A lonely body moves in the darkness. The light is almost absent, in a dimly glowing room, where shadows dance more than the body itself. Then sound breaks through. Not as music, but as a low-frequency rumble.
It is the driving, massive, and dark soundscape coexisting with the lonely body at the center; "Gravity is gone and we are still falling" is created through a dialogue between sound and movement that electrifies the space. What strategies are needed to meet, oppose, complement, and dialogue with each other? This is a performance about both confrontation and celebration. A living experiment in how two distinct artistic forces can amplify each other's impact and create something greater than they achieve alone.
"Gravity is gone and we are still falling" thematizes the uncertainty of our time—a worldview characterized by major changes and conflicts, where everything moves quickly. The floor beneath us cracks. The language we once felt sure of is changing, and the values we relied on are beginning to fade. These changes generate fear, and fear can manipulate us. What we thought was impossible is now spoken and done.
When we realize that fear has taken hold of us and we feel how we have been manipulated, what do we do? What choices do we have, and how do we fight back?

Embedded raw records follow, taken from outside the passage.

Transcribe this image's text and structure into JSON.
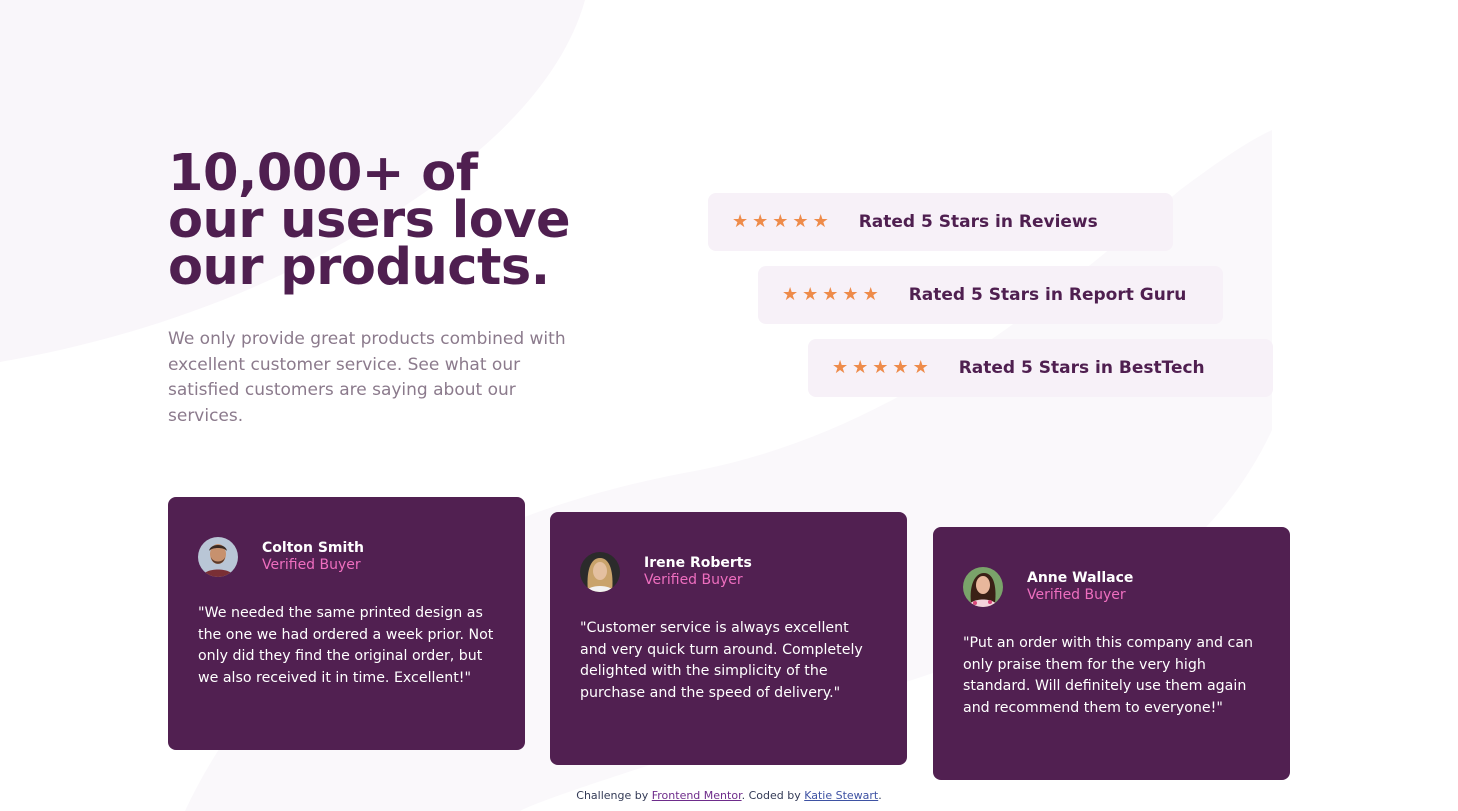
{
  "intro": {
    "heading": "10,000+ of our users love our products.",
    "description": "We only provide great products combined with excellent customer service. See what our satisfied customers are saying about our services."
  },
  "ratings": [
    {
      "stars": 5,
      "label": "Rated 5 Stars in Reviews"
    },
    {
      "stars": 5,
      "label": "Rated 5 Stars in Report Guru"
    },
    {
      "stars": 5,
      "label": "Rated 5 Stars in BestTech"
    }
  ],
  "testimonials": [
    {
      "name": "Colton Smith",
      "role": "Verified Buyer",
      "quote": "\"We needed the same printed design as the one we had ordered a week prior. Not only did they find the original order, but we also received it in time. Excellent!\""
    },
    {
      "name": "Irene Roberts",
      "role": "Verified Buyer",
      "quote": "\"Customer service is always excellent and very quick turn around. Completely delighted with the simplicity of the purchase and the speed of delivery.\""
    },
    {
      "name": "Anne Wallace",
      "role": "Verified Buyer",
      "quote": "\"Put an order with this company and can only praise them for the very high standard. Will definitely use them again and recommend them to everyone!\""
    }
  ],
  "footer": {
    "prefix": "Challenge by ",
    "challenge_link": "Frontend Mentor",
    "middle": ". Coded by ",
    "author_link": "Katie Stewart",
    "suffix": "."
  },
  "colors": {
    "primary_purple": "#4f1f50",
    "card_purple": "#512051",
    "star_orange": "#ee8b4a",
    "accent_pink": "#ee6ebf",
    "rating_bg": "#f7f1f8"
  },
  "icons": {
    "star": "star-icon"
  }
}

For Impure Company, performing arts are a space for dialogue and confrontation in both possible and impossible projects. It is a place for vulnerability and experimentation, for being constantly staged and evaluated, and a space where we meet, lonely yet in community. Sharifi’s movement language is often physically challenging, intense, and powerful, exploring the deeper feelings behind power, political systems, and violence.
Using the body as an expressive tool and Deathprods’ hypnotic sound universe as the only accomplice, Sharifi explores the necessity of expression and how fear can be transformed into presence, action, and new understanding.